Finita in estate l'era di Arsene Wenger, l'Arsenal ha voltato pagina e l'ha fatto con Unai Emery in panchina. L'allenatore spagnolo ha raccontato ai microfoni di Sky Sports questi primi mesi ai Gunners: "Quando un club cambia manager è perché vuole qualcosa di nuovo - spiega Emery - la sfida sta nel mantenere le cose buone e cambiare e migliorare quelle che non vanno bene. E qui ce n'erano molte".
Quinto posto, -6 dalla zona Champions ma l'allenatore è convinto che quella intrapresa sia la strada giusta: "E' vero che pe ora siamo fuori dalla qualificazione in Champions, ma le cose stanno procedendo bene. Il livello di competitività è molto alto".
Ma Emery qualche difficoltà se l'aspettava: "Sapevamo che non sarebbe stato semplice, ma non ci manca nulla per raggiungere il nostro obiettivo. Vogliamo riportare l'Arsenal dove merita di stare, ma c'è bisogno di tempo".
Allenatore giramondo: "Dopo le mie esperienze in Spagna, Russia e Francia, credo che la gente qui veda il calcio in modo diverso. Qui lo vivono di cuore: il risultato è importante, ma c'è sempre un rispetto verso il calcio. Questo vuol dire che si può fare un lavoro più progressivo partendo dal basso. All'Arsenal è la prima volta che sento questa possibilità di partire dal basso per costruire qualcosa d'importante. Ci permette di lavorare più a lungo termine. Ora siamo in una fase di transizione nella quale cerchiamo equilibrio. Dobbiamo migliorare in difesa".
Sul futuro addio di Ramsey: "Alcune volte bisogna provocare delle frizioni con i giocatori, si può ottenere qualcosa di positivo. Come allenatore devi stare attento perché quella frizione può anche provocare una rottura della relazione, ma io credo sempre nel dialogo, perché alla fine la cosa più importante è che le qualità di un giocatore vengano sfruttate per il bene della squadra. Come allenatore, bisogna ottenere il massimo da quel giocatore e allo stesso modo assicurarsi che si adatti al resto della squadra".
L'allenatore vuole sempre ottenere il massimo dai suoi giocatori: "Sappiamo che alcune volte dobbiamo pressarli e spingerli a fare meglio. La psicologia è un aspetto che può aiutare.

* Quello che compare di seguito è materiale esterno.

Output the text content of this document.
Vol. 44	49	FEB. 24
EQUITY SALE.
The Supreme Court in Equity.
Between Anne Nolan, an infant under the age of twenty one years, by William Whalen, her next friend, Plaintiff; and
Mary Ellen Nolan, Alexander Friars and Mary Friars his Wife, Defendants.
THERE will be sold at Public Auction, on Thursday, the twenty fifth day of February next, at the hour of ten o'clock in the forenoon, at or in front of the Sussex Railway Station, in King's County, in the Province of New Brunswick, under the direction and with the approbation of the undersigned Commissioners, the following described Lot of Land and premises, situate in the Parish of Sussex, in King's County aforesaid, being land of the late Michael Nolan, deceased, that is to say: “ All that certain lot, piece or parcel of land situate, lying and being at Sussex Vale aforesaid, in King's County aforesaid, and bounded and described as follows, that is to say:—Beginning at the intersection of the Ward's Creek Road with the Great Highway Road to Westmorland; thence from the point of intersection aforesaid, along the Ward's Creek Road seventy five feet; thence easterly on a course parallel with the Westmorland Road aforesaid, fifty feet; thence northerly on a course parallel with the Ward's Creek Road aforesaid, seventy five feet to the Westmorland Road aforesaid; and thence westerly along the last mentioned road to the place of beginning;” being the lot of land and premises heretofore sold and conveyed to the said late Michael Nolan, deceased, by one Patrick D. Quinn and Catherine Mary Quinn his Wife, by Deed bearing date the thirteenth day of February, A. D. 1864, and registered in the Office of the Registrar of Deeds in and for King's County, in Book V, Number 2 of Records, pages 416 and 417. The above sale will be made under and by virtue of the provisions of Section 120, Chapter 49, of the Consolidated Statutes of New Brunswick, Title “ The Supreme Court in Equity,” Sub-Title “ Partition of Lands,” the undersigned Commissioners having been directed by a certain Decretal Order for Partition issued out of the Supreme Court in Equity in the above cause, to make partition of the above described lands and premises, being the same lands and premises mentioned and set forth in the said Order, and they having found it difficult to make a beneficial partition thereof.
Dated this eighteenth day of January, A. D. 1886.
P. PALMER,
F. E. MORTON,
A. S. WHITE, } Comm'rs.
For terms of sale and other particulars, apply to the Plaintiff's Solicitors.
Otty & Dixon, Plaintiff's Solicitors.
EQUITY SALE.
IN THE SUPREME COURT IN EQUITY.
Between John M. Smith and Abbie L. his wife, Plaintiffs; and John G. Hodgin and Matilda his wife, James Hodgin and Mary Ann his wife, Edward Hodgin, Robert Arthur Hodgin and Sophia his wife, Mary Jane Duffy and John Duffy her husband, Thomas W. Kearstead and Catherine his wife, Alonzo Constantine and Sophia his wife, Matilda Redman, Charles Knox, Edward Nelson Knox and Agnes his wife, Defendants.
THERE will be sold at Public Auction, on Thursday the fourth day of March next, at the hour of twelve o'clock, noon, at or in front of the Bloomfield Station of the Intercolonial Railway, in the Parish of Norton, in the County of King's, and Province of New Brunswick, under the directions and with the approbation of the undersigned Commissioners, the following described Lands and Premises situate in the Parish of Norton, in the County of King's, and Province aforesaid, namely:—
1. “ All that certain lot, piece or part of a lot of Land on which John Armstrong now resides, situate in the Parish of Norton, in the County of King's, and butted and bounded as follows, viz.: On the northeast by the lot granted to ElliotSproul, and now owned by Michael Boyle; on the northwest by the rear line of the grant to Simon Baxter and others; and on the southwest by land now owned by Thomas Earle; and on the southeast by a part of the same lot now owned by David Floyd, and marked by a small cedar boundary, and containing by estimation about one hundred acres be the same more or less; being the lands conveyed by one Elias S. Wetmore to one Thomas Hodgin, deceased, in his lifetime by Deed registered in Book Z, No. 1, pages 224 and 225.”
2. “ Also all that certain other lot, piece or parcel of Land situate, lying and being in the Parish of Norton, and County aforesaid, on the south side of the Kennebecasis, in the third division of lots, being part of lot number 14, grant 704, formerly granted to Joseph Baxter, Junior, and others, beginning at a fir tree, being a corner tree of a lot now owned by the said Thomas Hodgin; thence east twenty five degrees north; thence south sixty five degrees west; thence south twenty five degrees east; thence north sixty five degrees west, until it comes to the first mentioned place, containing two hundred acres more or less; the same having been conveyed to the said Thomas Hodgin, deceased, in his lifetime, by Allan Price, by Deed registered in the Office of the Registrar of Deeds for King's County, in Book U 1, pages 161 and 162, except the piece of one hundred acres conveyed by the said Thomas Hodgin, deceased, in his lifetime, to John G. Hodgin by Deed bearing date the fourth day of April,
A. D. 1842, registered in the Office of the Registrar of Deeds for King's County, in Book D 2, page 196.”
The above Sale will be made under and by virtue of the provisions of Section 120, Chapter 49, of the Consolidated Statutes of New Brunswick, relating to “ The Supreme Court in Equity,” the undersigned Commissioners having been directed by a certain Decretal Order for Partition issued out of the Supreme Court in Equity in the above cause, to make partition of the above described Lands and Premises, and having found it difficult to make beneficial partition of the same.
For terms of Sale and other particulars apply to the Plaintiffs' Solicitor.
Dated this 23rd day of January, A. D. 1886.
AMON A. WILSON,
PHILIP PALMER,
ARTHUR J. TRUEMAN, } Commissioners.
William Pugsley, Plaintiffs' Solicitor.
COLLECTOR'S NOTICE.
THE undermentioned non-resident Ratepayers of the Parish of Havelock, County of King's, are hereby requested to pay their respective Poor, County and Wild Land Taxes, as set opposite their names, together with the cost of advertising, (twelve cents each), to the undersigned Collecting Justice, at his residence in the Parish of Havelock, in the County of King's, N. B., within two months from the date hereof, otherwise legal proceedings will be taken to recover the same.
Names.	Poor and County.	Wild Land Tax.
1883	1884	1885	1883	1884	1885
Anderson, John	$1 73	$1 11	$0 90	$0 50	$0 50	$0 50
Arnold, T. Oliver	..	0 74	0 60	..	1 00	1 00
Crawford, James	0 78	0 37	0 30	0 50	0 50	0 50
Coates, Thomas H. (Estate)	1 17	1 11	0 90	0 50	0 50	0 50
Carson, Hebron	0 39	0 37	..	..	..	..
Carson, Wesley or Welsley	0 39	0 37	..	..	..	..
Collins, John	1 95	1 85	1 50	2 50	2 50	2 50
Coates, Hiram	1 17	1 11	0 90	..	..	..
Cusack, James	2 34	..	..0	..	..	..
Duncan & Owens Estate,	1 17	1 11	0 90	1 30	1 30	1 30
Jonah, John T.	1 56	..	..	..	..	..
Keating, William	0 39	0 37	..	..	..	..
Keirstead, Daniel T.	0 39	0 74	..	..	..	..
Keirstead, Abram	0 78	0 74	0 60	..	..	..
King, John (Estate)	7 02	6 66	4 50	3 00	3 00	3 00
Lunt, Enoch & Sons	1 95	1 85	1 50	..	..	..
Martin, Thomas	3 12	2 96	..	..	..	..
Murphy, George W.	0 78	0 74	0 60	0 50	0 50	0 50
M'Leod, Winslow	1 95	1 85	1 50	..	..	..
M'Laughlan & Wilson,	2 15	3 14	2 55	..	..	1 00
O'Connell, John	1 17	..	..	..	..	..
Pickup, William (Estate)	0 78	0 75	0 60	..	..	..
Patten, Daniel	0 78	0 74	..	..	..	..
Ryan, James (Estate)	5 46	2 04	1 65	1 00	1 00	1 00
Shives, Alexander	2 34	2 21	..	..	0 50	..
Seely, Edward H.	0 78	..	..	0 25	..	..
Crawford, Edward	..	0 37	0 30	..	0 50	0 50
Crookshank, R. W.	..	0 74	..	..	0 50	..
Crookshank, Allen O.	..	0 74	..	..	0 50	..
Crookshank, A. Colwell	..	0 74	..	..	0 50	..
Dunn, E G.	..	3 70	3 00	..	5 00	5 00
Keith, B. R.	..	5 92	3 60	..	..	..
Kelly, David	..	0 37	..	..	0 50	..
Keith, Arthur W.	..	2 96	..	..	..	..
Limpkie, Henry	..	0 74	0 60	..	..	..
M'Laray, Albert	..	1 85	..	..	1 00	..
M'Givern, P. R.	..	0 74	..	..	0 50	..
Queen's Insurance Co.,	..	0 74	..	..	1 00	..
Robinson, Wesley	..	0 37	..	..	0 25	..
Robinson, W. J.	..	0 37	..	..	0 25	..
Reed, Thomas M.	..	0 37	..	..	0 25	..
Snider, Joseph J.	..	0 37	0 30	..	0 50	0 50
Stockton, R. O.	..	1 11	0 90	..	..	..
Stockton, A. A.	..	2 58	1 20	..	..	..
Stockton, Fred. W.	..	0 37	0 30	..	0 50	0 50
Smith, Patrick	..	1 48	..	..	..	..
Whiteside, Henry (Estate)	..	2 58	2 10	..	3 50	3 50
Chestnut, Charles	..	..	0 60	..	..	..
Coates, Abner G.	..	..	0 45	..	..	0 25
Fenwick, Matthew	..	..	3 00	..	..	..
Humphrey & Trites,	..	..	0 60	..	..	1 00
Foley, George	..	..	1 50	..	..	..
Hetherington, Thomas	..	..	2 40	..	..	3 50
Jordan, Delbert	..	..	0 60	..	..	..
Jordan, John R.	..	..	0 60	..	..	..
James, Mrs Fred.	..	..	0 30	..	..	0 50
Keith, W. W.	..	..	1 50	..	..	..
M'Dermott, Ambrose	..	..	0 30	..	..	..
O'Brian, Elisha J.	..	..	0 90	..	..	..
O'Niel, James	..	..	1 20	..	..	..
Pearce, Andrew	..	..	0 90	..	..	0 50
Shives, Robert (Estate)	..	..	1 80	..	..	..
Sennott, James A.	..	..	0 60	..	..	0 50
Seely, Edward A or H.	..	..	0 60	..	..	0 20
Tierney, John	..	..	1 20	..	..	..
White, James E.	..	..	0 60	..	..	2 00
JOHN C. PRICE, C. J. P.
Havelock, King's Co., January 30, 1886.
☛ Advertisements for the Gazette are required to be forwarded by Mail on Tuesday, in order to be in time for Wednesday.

Quando giocavo in seconda divisione spagnola avevo sempre contratti di massimo due anni, ogni volta dovevo dimostrare tutto il mio valore. Ma non la chiamavo pressione, piuttosto requisito: devo giocare, devo farlo bene e devo vincere. Per ottenere il massimo in carriera, devi amare il tuo lavoro".
L'esperienza di chi la sa lunga: "Questo atteggiamento mi ha dato la base per il mio lavoro e mi ha aiutato a trovare nuove soluzioni in un calcio in continua evoluzione. Con i giocatori ho un buon rapporto. Quello che faccio io è interagire con la persona che ho davanti, non con il calciatore".